Arêtier de charpente
Arêtier de charpente : définition, types, pose et conseils techniques
L'arêtier est la pièce maîtresse de toute toiture à croupe ou à pans coupés. Cette pièce de charpente diagonale relie le faîtage à l'angle saillant des murs de façade, définissant la ligne d'arête extérieure du toit. Pièce structurelle et géométrique à la fois, il requiert un taillage précis et un assemblage rigoureux. Tout savoir sur ce composant essentiel des toitures complexes.
📖 Définition de l'arêtier
Un arêtier (ou chevron d'arêtier) est une pièce de bois inclinée et oblique constituant l'angle saillant (extérieur) d'une toiture à plusieurs pans. Il se positionne à l'intersection de deux versants de toiture se rejoignant en relief, à l'opposé de la noue qui constitue l'angle rentrant.
Géométriquement, l'arêtier est soumis à une double inclinaison : il descend à la fois selon la pente de chaque versant qu'il relie. Sa longueur réelle est donc toujours supérieure à celle des chevrons courants, et son calcul fait appel à la trigonométrie spatiale (règle de stéréotomie).
- Noue : angle rentrant entre deux pans (vallée) — l'opposé de l'arêtier.
- Faîtage : arête horizontale au sommet du toit.
- Chevron courant : chevron perpendiculaire aux pannes, non oblique.
- Chevron de noue : pièce similaire à l'arêtier mais pour l'angle rentrant.
- Arêtier de couverture : pièce de zinguerie posée sur la charpente (à distinguer de l'arêtier structural).
🎯 Rôles et fonctions
Reprend et transmet les charges des chevrons d'empanon et des pannes vers l'angle de la sablière ou du mur porteur.
Définit la ligne d'arête saillante du toit, déterminant la forme et l'esthétique de la toiture à croupe ou à pans coupés.
Reçoit les pieds des chevrons d'empanon (chevrons obliques convergeant vers lui) et les transmet aux pannes.
Supporte la pièce de zinguerie ou le revêtement d'arêtier (faîtière d'angle) assurant l'étanchéité de la jonction.
🔧 Types d'arêtiers de charpente
1. Arêtier de croupe (arêtier principal)
Le plus courant. Relie le sommet du faîtage à l'angle d'une croupe (pan triangulaire ou trapézoïdal en about de toit). Présent sur les toitures à 4 pans et à croupes partielles. Il porte les chevrons d'empanon de la croupe et du versant principal.
2. Arêtier de pans coupés
Utilisé lorsqu'un angle de bâtiment est coupé (biseauté) en plan. L'arêtier relie alors le point de coupure de la sablière au faîtage ou à la panne faîtière. Courant sur les pavillons contemporains avec coins à 45°.

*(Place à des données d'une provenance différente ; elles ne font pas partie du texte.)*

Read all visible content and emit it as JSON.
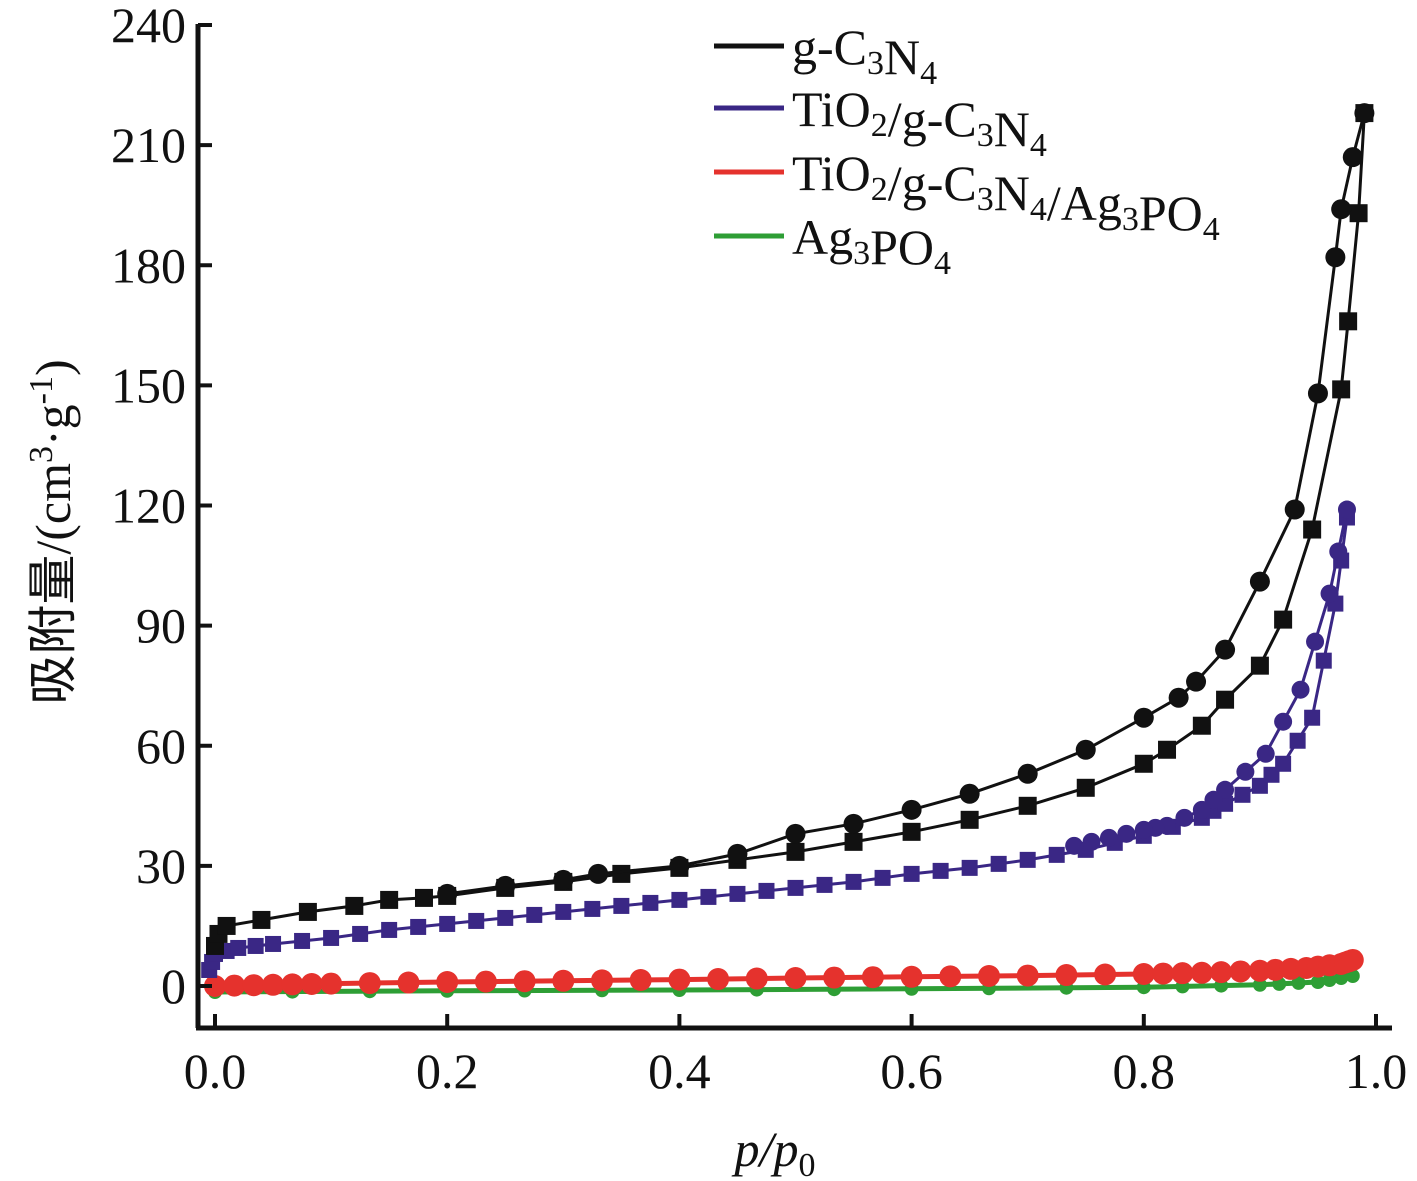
{
  "chart_data": {
    "type": "line",
    "xlabel": "p/p0",
    "ylabel": "吸附量/(cm3·g-1)",
    "xlim": [
      -0.01,
      1.0
    ],
    "ylim": [
      -10,
      240
    ],
    "x_ticks": [
      "0.0",
      "0.2",
      "0.4",
      "0.6",
      "0.8",
      "1.0"
    ],
    "y_ticks": [
      "0",
      "30",
      "60",
      "90",
      "120",
      "150",
      "180",
      "210",
      "240"
    ],
    "legend_position": "top-right",
    "series": [
      {
        "name": "g-C3N4",
        "color": "#111111",
        "adsorption": [
          [
            0.0,
            10
          ],
          [
            0.003,
            13
          ],
          [
            0.01,
            15
          ],
          [
            0.04,
            16.5
          ],
          [
            0.08,
            18.5
          ],
          [
            0.12,
            20
          ],
          [
            0.15,
            21.5
          ],
          [
            0.18,
            22
          ],
          [
            0.2,
            22.5
          ],
          [
            0.25,
            24.5
          ],
          [
            0.3,
            26
          ],
          [
            0.35,
            28
          ],
          [
            0.4,
            29.5
          ],
          [
            0.45,
            31.5
          ],
          [
            0.5,
            33.5
          ],
          [
            0.55,
            36
          ],
          [
            0.6,
            38.5
          ],
          [
            0.65,
            41.5
          ],
          [
            0.7,
            45
          ],
          [
            0.75,
            49.5
          ],
          [
            0.8,
            55.5
          ],
          [
            0.82,
            59
          ],
          [
            0.85,
            65
          ],
          [
            0.87,
            71.5
          ],
          [
            0.9,
            80
          ],
          [
            0.92,
            91.5
          ],
          [
            0.945,
            114
          ],
          [
            0.97,
            149
          ],
          [
            0.976,
            166
          ],
          [
            0.985,
            193
          ],
          [
            0.99,
            218
          ]
        ],
        "desorption": [
          [
            0.99,
            218
          ],
          [
            0.98,
            207
          ],
          [
            0.97,
            194
          ],
          [
            0.965,
            182
          ],
          [
            0.95,
            148
          ],
          [
            0.93,
            119
          ],
          [
            0.9,
            101
          ],
          [
            0.87,
            84
          ],
          [
            0.845,
            76
          ],
          [
            0.83,
            72
          ],
          [
            0.8,
            67
          ],
          [
            0.75,
            59
          ],
          [
            0.7,
            53
          ],
          [
            0.65,
            48
          ],
          [
            0.6,
            44
          ],
          [
            0.55,
            40.5
          ],
          [
            0.5,
            38
          ],
          [
            0.45,
            33
          ],
          [
            0.4,
            30
          ],
          [
            0.33,
            28
          ],
          [
            0.3,
            26.5
          ],
          [
            0.25,
            25
          ],
          [
            0.2,
            23
          ]
        ]
      },
      {
        "name": "TiO2/g-C3N4",
        "color": "#3a2785",
        "adsorption": [
          [
            -0.005,
            4
          ],
          [
            0.0,
            8
          ],
          [
            0.02,
            9.5
          ],
          [
            0.05,
            10.5
          ],
          [
            0.1,
            12
          ],
          [
            0.15,
            14
          ],
          [
            0.2,
            15.5
          ],
          [
            0.25,
            17
          ],
          [
            0.3,
            18.5
          ],
          [
            0.35,
            20
          ],
          [
            0.4,
            21.5
          ],
          [
            0.45,
            23
          ],
          [
            0.5,
            24.5
          ],
          [
            0.55,
            26
          ],
          [
            0.6,
            28
          ],
          [
            0.65,
            29.5
          ],
          [
            0.7,
            31.5
          ],
          [
            0.75,
            34
          ],
          [
            0.8,
            37.5
          ],
          [
            0.85,
            42
          ],
          [
            0.87,
            45.5
          ],
          [
            0.9,
            50
          ],
          [
            0.92,
            55.5
          ],
          [
            0.945,
            67
          ],
          [
            0.965,
            95.5
          ],
          [
            0.975,
            117
          ]
        ],
        "desorption": [
          [
            0.975,
            119
          ],
          [
            0.96,
            98
          ],
          [
            0.935,
            74
          ],
          [
            0.905,
            58
          ],
          [
            0.87,
            49
          ],
          [
            0.85,
            44
          ],
          [
            0.82,
            40
          ],
          [
            0.8,
            39
          ],
          [
            0.77,
            37
          ],
          [
            0.74,
            35
          ]
        ]
      },
      {
        "name": "TiO2/g-C3N4/Ag3PO4",
        "color": "#e5322d",
        "adsorption": [
          [
            0.0,
            0
          ],
          [
            0.05,
            0.3
          ],
          [
            0.1,
            0.6
          ],
          [
            0.2,
            1
          ],
          [
            0.3,
            1.3
          ],
          [
            0.4,
            1.6
          ],
          [
            0.5,
            2
          ],
          [
            0.6,
            2.3
          ],
          [
            0.7,
            2.6
          ],
          [
            0.8,
            3
          ],
          [
            0.85,
            3.3
          ],
          [
            0.9,
            3.8
          ],
          [
            0.94,
            4.5
          ],
          [
            0.97,
            5.5
          ],
          [
            0.98,
            6.5
          ]
        ],
        "desorption": []
      },
      {
        "name": "Ag3PO4",
        "color": "#2e9e35",
        "adsorption": [
          [
            0.0,
            -1.5
          ],
          [
            0.2,
            -1.2
          ],
          [
            0.4,
            -1
          ],
          [
            0.6,
            -0.7
          ],
          [
            0.8,
            -0.3
          ],
          [
            0.9,
            0.3
          ],
          [
            0.95,
            1
          ],
          [
            0.98,
            2.5
          ]
        ],
        "desorption": []
      }
    ]
  }
}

3. Arêtier de noue-arêtier (arêtier de comble brisé)
Dans les toitures de type mansart, une ligne d'arêtier correspond au brisement du toit entre le bas-comble et le haut-comble. Nécessite un assemblage spécifique et souvent l'ajout d'une pièce de raidissement.
4. Arêtier de charpente industrielle (fermette)

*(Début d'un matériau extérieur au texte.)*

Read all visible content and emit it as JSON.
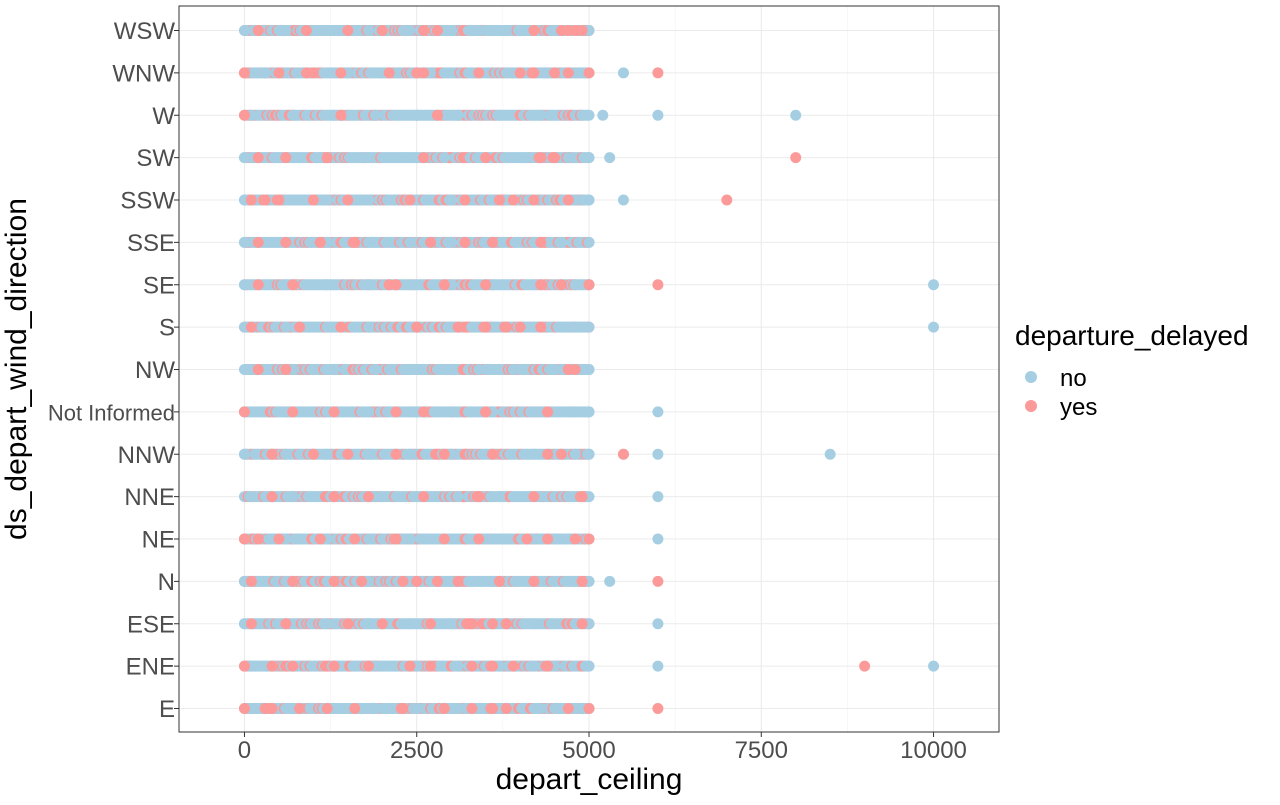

Dans les charpentes industrielles, l'arêtier est souvent reconstitué par une fermette d'arêtier spéciale (fermette triangulaire à aboutement) calculée en bureau d'études et fabriquée avec des connecteurs métalliques (EN 14250). Il reprend les efforts de compression/traction dans le plan de la fermette.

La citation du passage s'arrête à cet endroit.